Recensioni cinematografiche




DEEP RISING
recensione di Marco Spagnoli

Deep Rising - Deep Rising, 1997 - Regia: e sceneggiatura: Stephen Sommers - Cast: Treat Williams, Famke Janssen - Distribuzione: Medusa - Durata: 106 min.

Non siamo totalmente certi che Deep Rising sia un film volutamente trash al cento per cento. Eppure, rimaniamo sedotti dalla sua facilità e dalla sua allegria. Certo, il film racconta di mostri marini che attaccano la più grande nave da crociera del mondo proprio durante il suo viaggio inaugurale quando un gruppo di terroristi la abborda per derubare i passeggeri, ricordando un po' Titanic, un po' Alien, ma la maniera buffa con cui viene girato il film lo fa sembrare più una pellicola di Mel Brooks che un serio thriller. Insomma, Deep Rising è una pellicola piena di effetti speciali che divertono lo spettatore spaventandolo a morte, ma la boria sopra le righe dei suoi personaggi unita a situazioni girate in maniera esilarante lo rende un film originale e godibile. Certo, è un prodotto commerciale che non lascia niente eppure la serena allegria dei suoi personaggi, la buffa tracotanza degli stessi e le loro avventure seducono gli spettatori non facendo loro rimpiangere il costo del biglietto pagato per vedere un film ironico che fa il verso a un genere cinematografico che come hanno dimostrato gli ultimi Alien, Sfera, Event Horizon e Mimic sembra essere davvero agli sgoccioli dal punto di vista delle idee innovative e della loro realizzazione.

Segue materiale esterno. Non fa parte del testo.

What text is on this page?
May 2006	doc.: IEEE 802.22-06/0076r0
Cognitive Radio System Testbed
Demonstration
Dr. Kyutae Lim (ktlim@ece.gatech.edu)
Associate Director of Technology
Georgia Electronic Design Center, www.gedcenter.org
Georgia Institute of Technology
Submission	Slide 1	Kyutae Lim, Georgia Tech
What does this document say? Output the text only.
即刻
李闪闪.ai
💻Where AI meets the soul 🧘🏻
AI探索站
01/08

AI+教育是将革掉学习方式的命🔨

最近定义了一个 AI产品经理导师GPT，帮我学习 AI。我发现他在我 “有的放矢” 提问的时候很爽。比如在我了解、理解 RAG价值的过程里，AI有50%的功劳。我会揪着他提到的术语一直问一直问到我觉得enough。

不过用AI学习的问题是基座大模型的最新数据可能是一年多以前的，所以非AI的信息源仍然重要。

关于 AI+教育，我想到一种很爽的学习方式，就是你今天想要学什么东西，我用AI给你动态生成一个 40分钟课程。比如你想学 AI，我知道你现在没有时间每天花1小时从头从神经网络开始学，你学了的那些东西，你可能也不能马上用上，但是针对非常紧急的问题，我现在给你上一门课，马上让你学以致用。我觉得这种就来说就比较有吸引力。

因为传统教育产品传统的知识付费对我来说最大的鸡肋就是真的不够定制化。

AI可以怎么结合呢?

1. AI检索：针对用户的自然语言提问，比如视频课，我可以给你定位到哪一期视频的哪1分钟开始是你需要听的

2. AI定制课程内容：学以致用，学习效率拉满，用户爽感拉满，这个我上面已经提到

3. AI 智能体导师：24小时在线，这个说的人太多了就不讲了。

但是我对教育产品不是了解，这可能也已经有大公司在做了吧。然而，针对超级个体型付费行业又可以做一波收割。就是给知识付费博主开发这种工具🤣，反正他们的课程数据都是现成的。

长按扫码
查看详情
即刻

BLUES BROTHERS IL MITO CONTINUA


recensione di Marco Spagnoli

Blues Brothers il mito continua - Blues Brothers 2000, 1998 - Regia: John Landis - Sceneggiatura: John Landis & Dan Akroyd - Cast: Dan Aykroyd, John Goodman, Joe Morton, J. Evan Bonifant, La Blues Brothers Band, Aretha Franklin, James Brown, B.B. King, Kathleen Freeman, Sam Moore, Wilson Pickett, Frank Oz, Eddie Floyd, Erykah Badu, Eric Clapton, Clarence Clemons, Bo Diddley, Isaac Hayes, Paul Shaffer, Steve Winwood - Distribuzione: UIP - Durata: 120 min.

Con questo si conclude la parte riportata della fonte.